Forestry Ministry secretary general Hadi Daryanto said the 40,000-ha regulation will apply to businesses who want to renew their concessions and those who want to get a new contract.

Hadi said that he hoped the revision of the 2007 government regulation on forest management, currently in preparation, would be completed as soon as possible and could become effective early next year.

The ownership limitation, according to Hadi, is mainly for security reasons, particularly to prevent forest fires, illegal logging and forest pillaging.

Currently, forest rangers do not have the adequate resources to monitor and safeguard forest areas from threats.

The revision is also formulated to fit the 1999 Law on forestry, which stipulates that permits for forest concessions should be limited to maintain “fairness, equity and sustainability”.

“The revised regulation will be effective for new permits. However, it will also be imposed on existing forest concessionaires that want to renew their expiring permits,” Hadi explained.

According to the regulation, a permit for a production forest is effective for five years.

He said that currently, there was no limit on how many hectares of forest areas a company is allowed to develop.

A 1999 government regulation had previously stated that a company was only allowed to develop 100,000 ha of forest per permit and was restricted to only 400,000 ha of forest areas across the country – before it was annulled by the 2007 regulation.

Hadi said that the spirit of the ongoing revision was to revert to the 1999 law, although the areas would be adjusted to 40,000 ha due to the aforementioned security reasons.

He said that officials at the ministry had decided on 40,000 ha after they considered the fact that a concessionaire was usually guarded by two units of forest police, which consisted of four forest rangers each.

A forest ranger can supervise 5,000 ha of forest areas to protect the areas from fires and illicit activities.

Association of Indonesian Forest Concessionaires (APHI) executive director Purwadi said that in capping the number of hectares for forest area permits, the government should look into the economic scale and objective of each permit.

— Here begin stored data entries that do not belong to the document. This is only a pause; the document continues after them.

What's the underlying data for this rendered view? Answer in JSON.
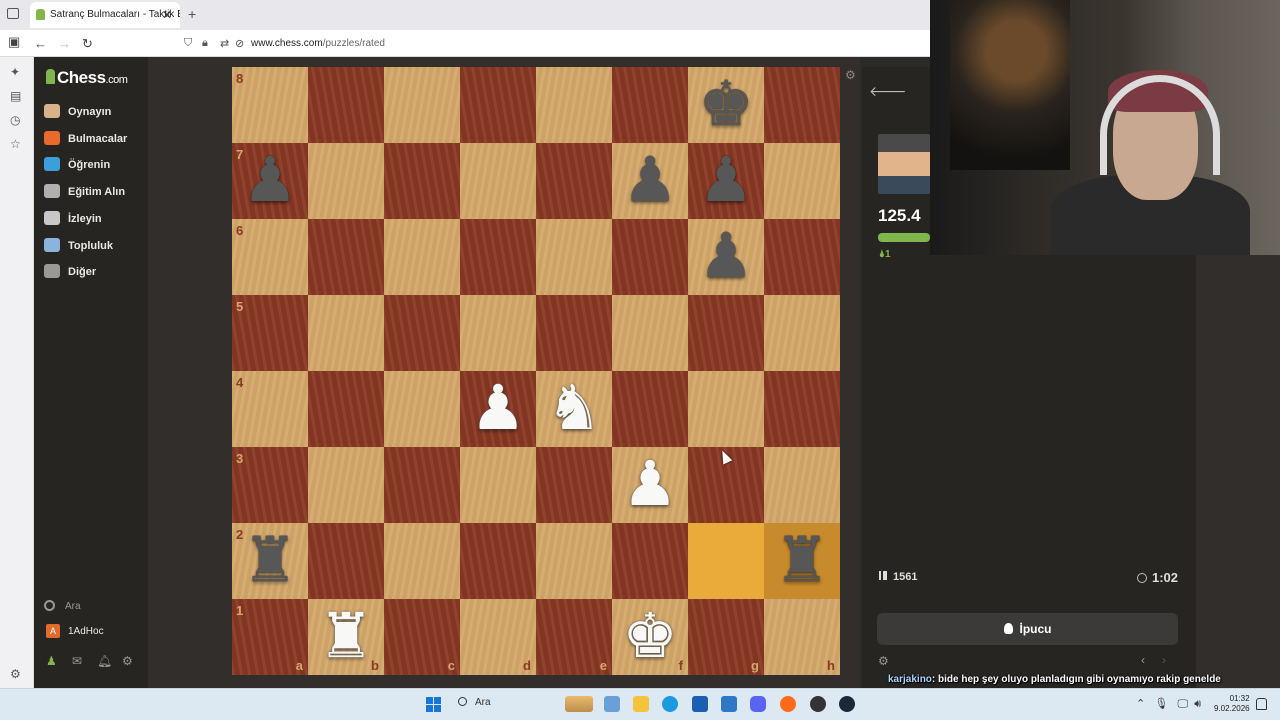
{
  "browser": {
    "tab_title": "Satranç Bulmacaları - Taktik Bul",
    "url_domain": "www.chess.com",
    "url_path": "/puzzles/rated"
  },
  "sidebar": {
    "logo_text": "Chess",
    "logo_suffix": ".com",
    "items": [
      {
        "label": "Oynayın",
        "icon": "play-pawn-icon",
        "color": "#d9b28a"
      },
      {
        "label": "Bulmacalar",
        "icon": "puzzle-icon",
        "color": "#e86a2c"
      },
      {
        "label": "Öğrenin",
        "icon": "learn-icon",
        "color": "#3d9fd9"
      },
      {
        "label": "Eğitim Alın",
        "icon": "coach-icon",
        "color": "#b0b0b0"
      },
      {
        "label": "İzleyin",
        "icon": "watch-icon",
        "color": "#c8c8c8"
      },
      {
        "label": "Topluluk",
        "icon": "community-icon",
        "color": "#8bb3dd"
      },
      {
        "label": "Diğer",
        "icon": "more-icon",
        "color": "#9a9996"
      }
    ],
    "search_label": "Ara",
    "user_initial": "A",
    "username": "1AdHoc"
  },
  "board": {
    "ranks": [
      "8",
      "7",
      "6",
      "5",
      "4",
      "3",
      "2",
      "1"
    ],
    "files": [
      "a",
      "b",
      "c",
      "d",
      "e",
      "f",
      "g",
      "h"
    ],
    "highlight_squares": [
      "g2",
      "h2"
    ],
    "pieces": {
      "g8": "bK",
      "a7": "bP",
      "f7": "bP",
      "g7": "bP",
      "g6": "bP",
      "d4": "wP",
      "e4": "wN",
      "f3": "wP",
      "a2": "bR",
      "h2": "bR",
      "b1": "wR",
      "f1": "wK"
    },
    "glyphs": {
      "K": "♚",
      "Q": "♛",
      "R": "♜",
      "B": "♝",
      "N": "♞",
      "P": "♟"
    }
  },
  "panel": {
    "score": "125.4",
    "streak": "1",
    "rating": "1561",
    "timer": "1:02",
    "hint_label": "İpucu"
  },
  "chat": {
    "user": "karjakino",
    "message": ": bide hep şey oluyo planladıgın gibi oynamıyo rakip genelde"
  },
  "taskbar": {
    "search_label": "Ara",
    "time": "01:32",
    "date": "9.02.2026"
  }
}
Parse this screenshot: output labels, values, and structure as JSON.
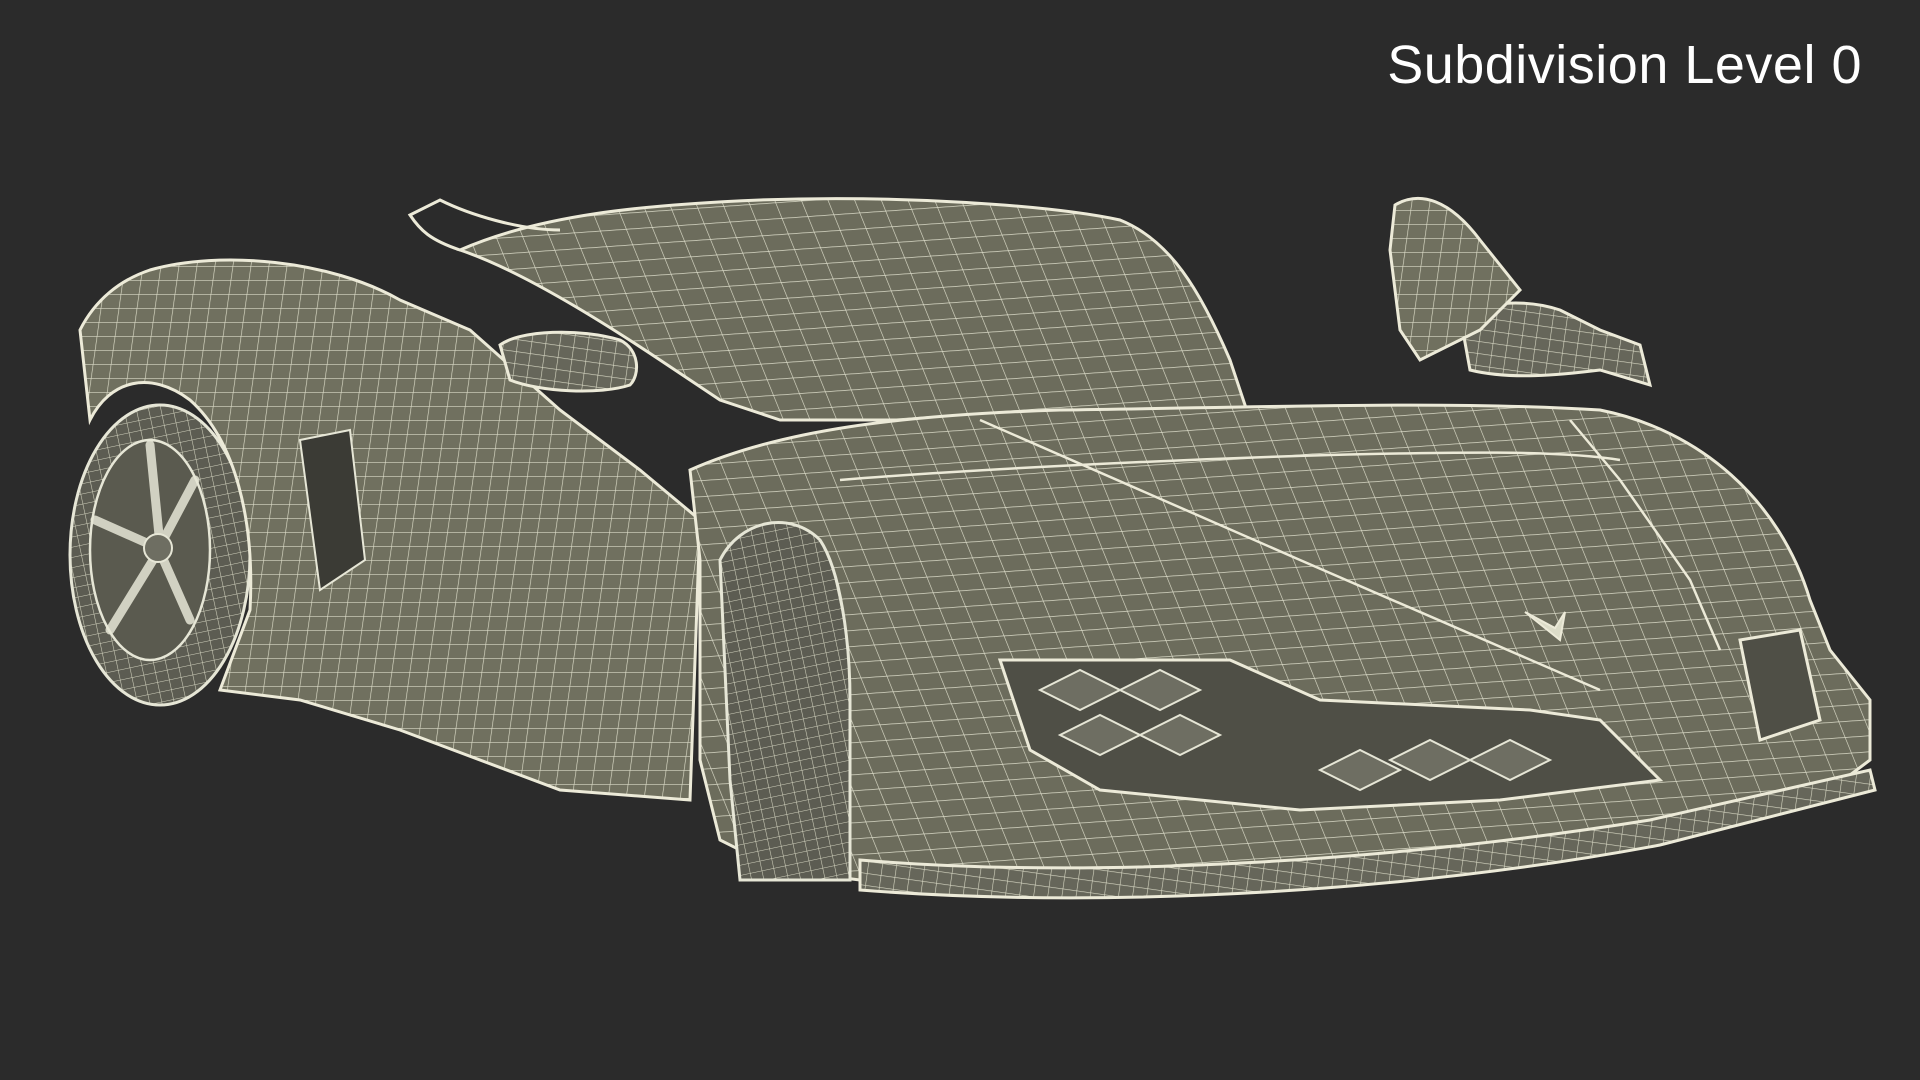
{
  "overlay": {
    "label": "Subdivision Level 0"
  },
  "scene": {
    "subject": "sports car wireframe render",
    "background_color": "#2b2b2b",
    "mesh_fill_color": "#6e6e62",
    "wire_color": "#e6e6d6"
  }
}
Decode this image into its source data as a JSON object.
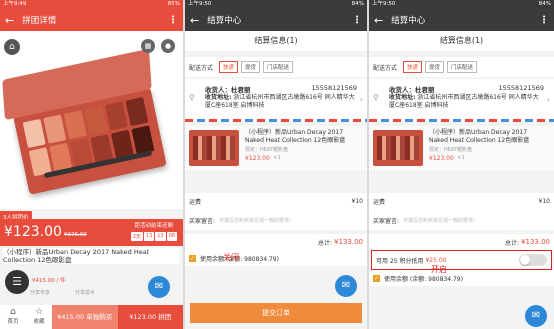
{
  "panel1": {
    "status": {
      "time": "上午9:49",
      "battery": "85%"
    },
    "title": "拼团详情",
    "members_tag": "3人拼团价",
    "price": "¥123.00",
    "orig_price": "¥376.00",
    "countdown_label": "距活动结束还剩",
    "countdown": [
      "2天",
      "13",
      "13",
      "08"
    ],
    "product_title": "（小程序）新品Urban Decay 2017 Naked Heat Collection 12色眼影盘",
    "sub_price": "¥415.00 / 件",
    "share_items": [
      "分享专享",
      "分享返木"
    ],
    "nav": [
      {
        "icon": "home-icon",
        "label": "首页"
      },
      {
        "icon": "star-icon",
        "label": "收藏"
      }
    ],
    "buy_single": "¥415.00 单独购买",
    "buy_group": "¥123.00 拼团",
    "colors": {
      "accent": "#e74c3c"
    }
  },
  "panel2": {
    "status": {
      "time": "上午9:50",
      "battery": "84%"
    },
    "title": "结算中心",
    "section": "结算信息(1)",
    "ship_label": "配送方式",
    "ship_options": [
      "快递",
      "提货",
      "门店配送"
    ],
    "receiver_label": "收货人：杜君丽",
    "receiver_phone": "15558121569",
    "address_label": "收货地址:",
    "address": "浙江省杭州市西湖区古墩路616号 同人精华大厦C座618室 启博科技",
    "item_name": "（小程序）新品Urban Decay 2017 Naked Heat Collection 12色眼影盘",
    "item_spec": "规定：HEAT眼影盘",
    "item_price": "¥123.00",
    "item_qty": "×1",
    "freight_label": "运费",
    "freight_value": "¥10",
    "note_label": "买家留言:",
    "note_placeholder": "可填写您和卖家达成一致的要求!",
    "total_label": "总计:",
    "total_value": "¥133.00",
    "annotation": "关闭",
    "balance": "使用余额 (余额: 980834.79)",
    "submit": "提交订单"
  },
  "panel3": {
    "status": {
      "time": "上午9:50",
      "battery": "84%"
    },
    "title": "结算中心",
    "annotation": "开启",
    "points_prefix": "可用 25 积分抵用",
    "points_value": "¥25.00"
  }
}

“An industrial forest, for instance, has its own economic scale as it has to supply craft, pulp and paper industries,” he said.

When asked what the maximum number of hectares should be granted for a concession permit, Purwadi said his association was currently evaluating and calculating the figure.

Indonesia’s forests have often been engulfed by fires, mostly due to illegal land clearing and natural causes such as extreme droughts. The most recent high profile forest fires occurred in the middle of the year in Riau, which sent thick smoke into the neighboring city state, Singapore.

The country also has a history of rampant illegal logging, particularly in the early 2000s, with deforestation rates reaching 3.5 million ha per year during that period.

To combat deforestation and reduce greenhouse gases, Indonesia has extended a two-year moratorium set to halt the commercial use of a total 65.2 million ha of primary forests and peatlands.

The moratorium was set through a 2011 Presidential Instruction and had expired in May before it was extended later that month.